Some sex workers hold alternative jobs in garment, brick kiln and other small enterprises, owners of which do not allow treatment and check-up during working hours. "By the time their work is completed, health facilities are closed," Amatya says. "Despite these challenges, sex workers who have been reached by programmes are aware about HIV. Most of them don't compromise on condom use, and have reduced the number of sex partners. Some have even left the trade and chosen other jobs."
The Nepal Progress Report, prepared for the recently concluded UNGASS summit in New York, corroborates this. The report says that condom use has consistently increased among sex workers who have been reached by programmes. Condom use among FSWs increased from 74% in 2004, to 77.2% in 2006.
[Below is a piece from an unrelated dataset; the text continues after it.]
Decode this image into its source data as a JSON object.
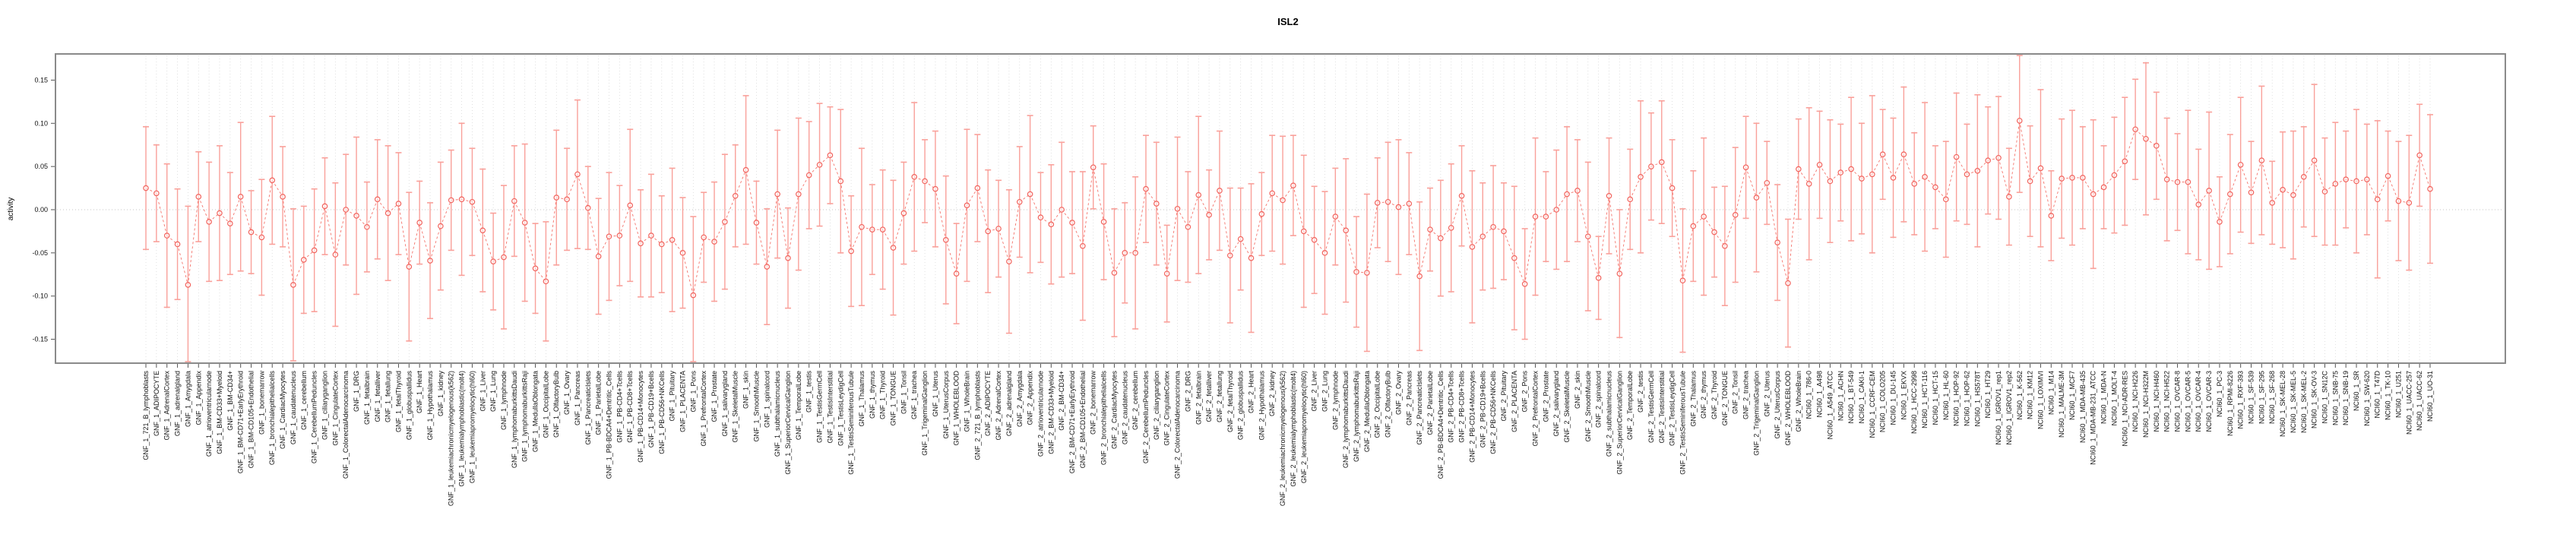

The government's Integrated Bio-behavioural Survey 2007 too shows that HIV infection has decreased significantly among sex workers active in 16 highway districts. In 2006, HIV prevalence among FSWs in the 16 Terai highway districts was 1.5% -- a rate significantly less than in 2003, when it was estimated that 3% of FSWs were infected.
This is remarkable progress, but there is still a great deal to be done. The challenge becomes greater as funds for prevention and treatment programmes for sex workers are limited, and there are still no government-run programmes.